Wie eine göttliche Strafe erscheint einem dieser Feuerschlund, aber man weiß nicht so recht, wofür. Die gesamte Überlieferung der Stadt ist durch das Unglück gekappt worden; zwischen Vergangenheit und Gegenwart geht ein Riss. Eine Stunde Null hat hier noch nicht geschlagen – kein Aufbruch. Nur Lethargie. Nur Verlorenheit. Aber wer die alten Mythen ein wenig kennt, weiß: Jeder Weltuntergang birgt in sich auch schon die Geburt von etwas Neuem. Zum Glück gibt es "die Jugend", personifiziert durch die Geschwister Stein, Töchter des Polizeikommandanten der verfallenden Stadt. "Die Jugend liest Bücher und sucht einen Fluss. Die Jugend denkt daran, sich in Zukunft am Fluss zu treffen. Sie kann sich nicht an die Zeit vor dem Feuer erinnern, aber sie versucht es trotzdem."

Das ist die experimentelle Ausgangssituation von Dorothee Elmigers seltsamem, erstaunlichem Debütroman Einladung an die Waghalsigen, der nach dem ausgezeichneten Auftritt der Autorin beim Ingeborg-Bachmann-Wettbewerb vom Verlag in Windeseile auf die Verkaufstische der Buchhandlungen gebracht wurde. Jedenfalls war die Neugier nach dem Gewinn des Kelag-Preises sehr groß – man glaubte bei Elmigers Klagenfurter Lesung eine neue Stimme gehört zu haben: einen etwas spröden, sachlichen, aber sehr eigenen Ton, mit dem sie ihre Figuren in diesem postapokalyptischen Kohlenrevier ausstattet.

Tatsächlich versuchen die beiden in die Gruben des Gedächtnisses dieser von Gut und Böse verlassenen Stadt hinabzusteigen, sich in eine Vorgeschichte zu graben, die ein Weiter erst ermöglichen würde. Margarete tut das lesend, Fritzi reisend. Niemand sonst scheint sich für die Zeit vor der Katastrophe und damit für die Zukunft des Ortes zu interessieren.

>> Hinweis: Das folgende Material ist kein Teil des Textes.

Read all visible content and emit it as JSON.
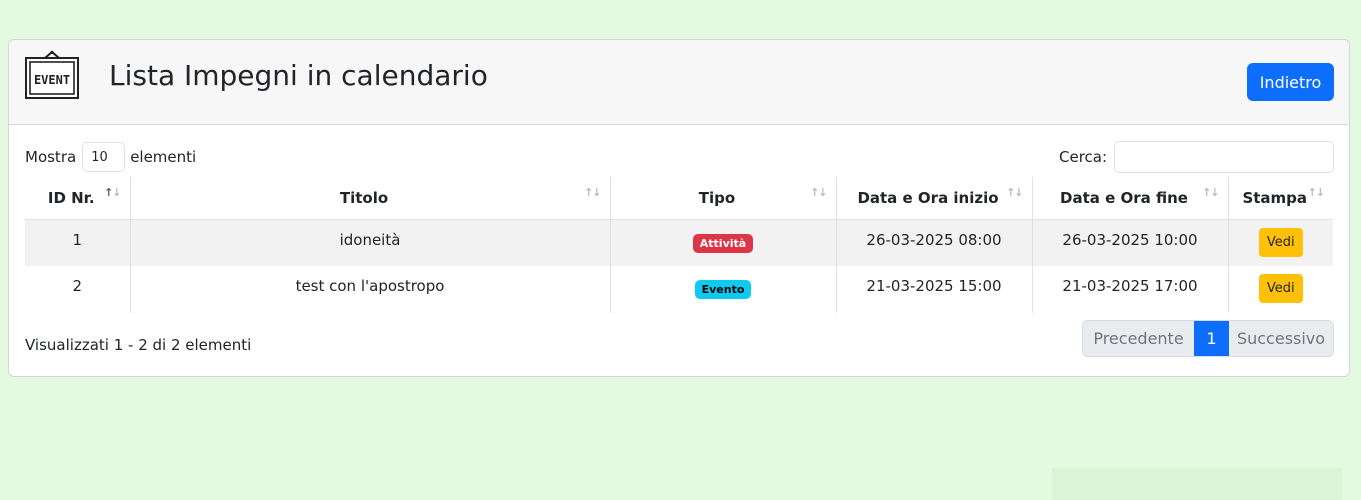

Es ist eine unsystematische Sammlung von Fach- und Sachbüchern, montanwissenschaftlichen Schriften, Studien über die Schifffahrt oder eine Einführung in die Astronomie, die Margarete aufstöbert. Daneben findet sie Werke wie Ferdinand Bruckners Krankheit der Jugend oder Germinal von Emile Zola. Aus dieser fragmentarischen Bibliothek wird reichlich zitiert, und aus ihr heraus entsteht ein neues Buch. Dorothee Elmiger montiert aus den Versatzstücken, den Lese- und auch Reiseeindrücken der Geschwister Stein, eine eigentümliche literarische Welt.

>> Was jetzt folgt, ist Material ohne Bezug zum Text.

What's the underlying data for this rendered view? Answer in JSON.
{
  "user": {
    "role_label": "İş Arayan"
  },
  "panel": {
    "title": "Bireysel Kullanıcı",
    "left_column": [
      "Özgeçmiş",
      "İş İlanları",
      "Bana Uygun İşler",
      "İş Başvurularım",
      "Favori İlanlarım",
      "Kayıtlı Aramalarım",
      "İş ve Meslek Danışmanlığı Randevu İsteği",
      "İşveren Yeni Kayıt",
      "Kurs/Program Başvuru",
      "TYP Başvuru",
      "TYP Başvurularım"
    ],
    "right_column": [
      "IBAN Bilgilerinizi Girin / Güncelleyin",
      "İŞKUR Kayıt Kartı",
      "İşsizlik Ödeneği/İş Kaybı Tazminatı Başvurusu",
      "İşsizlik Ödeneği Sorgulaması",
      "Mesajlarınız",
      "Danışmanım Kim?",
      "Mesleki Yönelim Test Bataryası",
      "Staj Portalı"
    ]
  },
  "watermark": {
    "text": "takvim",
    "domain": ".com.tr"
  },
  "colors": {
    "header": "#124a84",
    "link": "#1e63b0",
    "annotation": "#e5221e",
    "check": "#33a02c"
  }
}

Es ist geradezu erstaunlich, wie das nüchtern Protokollarische dieses bürokratisch-amtlichen Stils zu einer Ordnung der letzten verfügbaren Dinge gerinnt und plötzlich wundersam Gestalt annimmt. Denn auch das gehört zu Elmigers poetischem Programm – die Sperrigkeit der Sprache verhindert eine allzu große Einfühlung und Nähe, und doch ersteht da im luftig gesetzten Text ein ungesehener Ort.

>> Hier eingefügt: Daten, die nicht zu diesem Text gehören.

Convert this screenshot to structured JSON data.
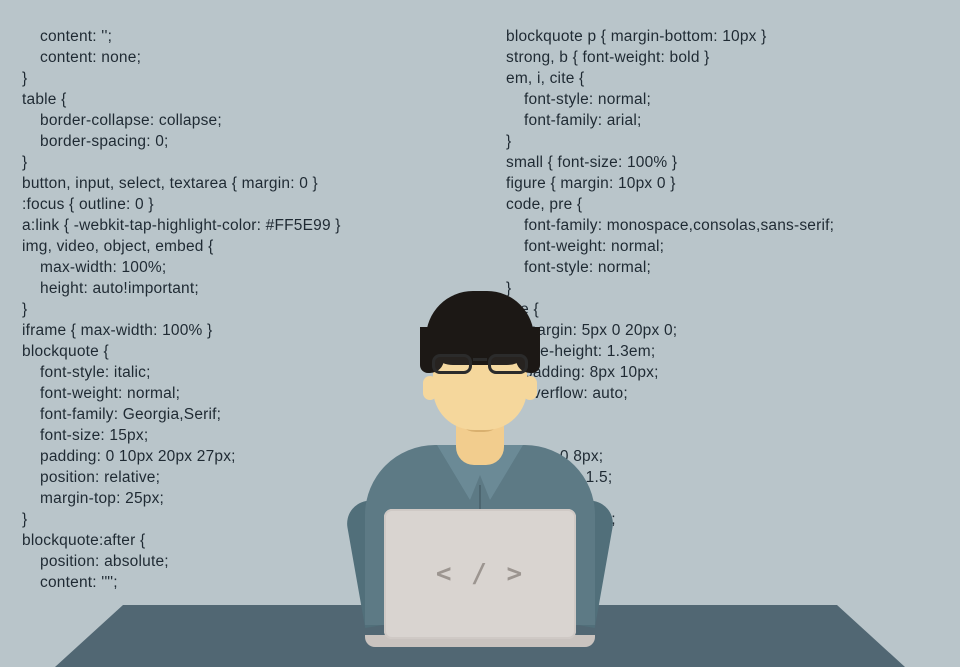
{
  "code": {
    "left": "    content: '';\n    content: none;\n}\ntable {\n    border-collapse: collapse;\n    border-spacing: 0;\n}\nbutton, input, select, textarea { margin: 0 }\n:focus { outline: 0 }\na:link { -webkit-tap-highlight-color: #FF5E99 }\nimg, video, object, embed {\n    max-width: 100%;\n    height: auto!important;\n}\niframe { max-width: 100% }\nblockquote {\n    font-style: italic;\n    font-weight: normal;\n    font-family: Georgia,Serif;\n    font-size: 15px;\n    padding: 0 10px 20px 27px;\n    position: relative;\n    margin-top: 25px;\n}\nblockquote:after {\n    position: absolute;\n    content: '\"';",
    "right": "blockquote p { margin-bottom: 10px }\nstrong, b { font-weight: bold }\nem, i, cite {\n    font-style: normal;\n    font-family: arial;\n}\nsmall { font-size: 100% }\nfigure { margin: 10px 0 }\ncode, pre {\n    font-family: monospace,consolas,sans-serif;\n    font-weight: normal;\n    font-style: normal;\n}\npre {\n    margin: 5px 0 20px 0;\n    line-height: 1.3em;\n    padding: 8px 10px;\n    overflow: auto;\n}\n\n        g: 0 8px;\n        eight: 1.5;\n\n         : 1px 6px;\n          0 2px;\n       ack:"
  },
  "laptop": {
    "logo": "< / >"
  }
}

Die Sehnsucht und Hoffnung der Geschwister richtet sich auf den mythischen Fluss "Buanaventura", der tatsächlich einmal auf Karten des frühen 19. Jahrhunderts für den Westen der USA verzeichnet war. Und sich gleichwohl als Schimäre entpuppte. Elmiger dient er als romantisches Motiv, das überhaupt erst den Entdeckergeist der Mädchen weckt. Er steht für das schlechthin Andere, für das untergründig Verborgene; er schlängelt sich in der Fantasie durch eine andere Zeit. Durch sein Bett fließt das Vergangene in eine Zukunft hinein, die für die Waghalsigen nicht nur Vision, sondern in den gefundenen Büchern und auf Landkarten schon Gegenwart ist.